Wolff zieht die bremse: „mit dem holzhammer zerlegt man keine regeln“
Toto Wolff hat die Formel 1 aufgefordert, endlich aus ihren eigenen Panikattacken zu lernen. „Wir schießen übers Ziel, merken es zu spät und bügeln dann mit dem nächsten Schnellschuss das Chaos wieder glatt“, wetterte der Mercedes-Motorsportchef nach dem Londoner Gipfel, bei dem die Regelhüter bis zum Miami-Grand-Prix nachbessern wollen.
Die angst vor dem nächsten fehlstart treibt die liga um
Die Zahlen sprechen eine klare Sprache: drei Rennen, drei Mercedes-Siege, zwei Doppelsiege in Bahrain und Jeddah. Doch statt zu jubeln, diskutiert die F1 über Nachjustierungen. Grund ist der Aufschrei von Max Verstappen, der nach seinem schlechtesten Saisonstart seit 2016 mit dem Rücktritt droht, sollte das Regelwerk nicht „von Grund auf korrigiert“ werden.

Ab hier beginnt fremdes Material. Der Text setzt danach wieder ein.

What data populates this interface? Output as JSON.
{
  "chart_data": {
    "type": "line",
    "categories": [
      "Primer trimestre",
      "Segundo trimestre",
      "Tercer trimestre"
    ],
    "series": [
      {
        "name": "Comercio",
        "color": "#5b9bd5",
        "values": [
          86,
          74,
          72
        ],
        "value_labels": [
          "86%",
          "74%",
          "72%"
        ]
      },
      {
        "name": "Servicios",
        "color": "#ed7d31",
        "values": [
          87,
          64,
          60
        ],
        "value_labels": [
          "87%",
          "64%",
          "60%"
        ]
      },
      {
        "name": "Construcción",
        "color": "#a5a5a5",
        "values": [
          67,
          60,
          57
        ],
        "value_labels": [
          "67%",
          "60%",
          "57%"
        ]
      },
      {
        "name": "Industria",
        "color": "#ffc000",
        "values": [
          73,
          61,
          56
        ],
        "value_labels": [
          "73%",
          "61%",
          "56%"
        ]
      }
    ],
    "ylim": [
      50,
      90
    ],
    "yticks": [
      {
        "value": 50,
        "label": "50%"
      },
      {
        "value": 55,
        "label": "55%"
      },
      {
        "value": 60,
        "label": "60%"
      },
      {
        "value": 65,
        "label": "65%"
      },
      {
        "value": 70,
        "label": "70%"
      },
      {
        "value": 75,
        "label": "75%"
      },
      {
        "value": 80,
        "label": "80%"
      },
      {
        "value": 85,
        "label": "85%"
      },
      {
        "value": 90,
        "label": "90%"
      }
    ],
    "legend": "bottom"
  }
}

Wolff hält dagegen. „Wir alle wollen bessere Rennen, aber keine Schnellschüsse, die nach zwei Grands Prix wieder zurückgenommen werden“, sagte er in der Videokonferenz. Der Wiener erinnert an die Vergangenheit: 2021 das Flex-Flügel-Verbot, 2022 die porpoising-Notfallrichtlinie, 2023 die Zufalls-DSQ wegen Plankenverschleiß. „Jedes Mal haben wir gedacht, wir retten die Show, und haben neue Probleme geschaffen.“

Antonelli profitiert, verstappen verzweifelt
Während Kimi Antonelli als erster Rookie nach drei Rennen die WM-Spitze erobert hat, sitzt Verstappen auf Platz 12 – ohne Podest, ohne Perspektive. Der viermalige Weltmeister wirft den Regelarchitekten „ein Systemfehler“ vor, weil die neue Aerodynamik seine RB21 lahmlegt. Red-Bull-Technikchef Pierre Waché bestätigt: „Wir verstehen das Auto nicht mehr, weil die Luftströmung anders liegt als in der Windkanal-Vorhersage.“
Genau diese Lücke zwischen Simulation und Realität will die FIA schließen. Londoner Beschluss: bis Miami dürfen die Teams kleine Anpassungen an Boden und Diffusor vornehmen, um den Abtrieb zu stabilisieren. Große Änderungen sind aber tabu – Wolffs Sieg. „Wer nach drei Rennen schon die DNA des Reglements ändert, verspielt die Glaubwürdigkeit“, so der 52-Jährige.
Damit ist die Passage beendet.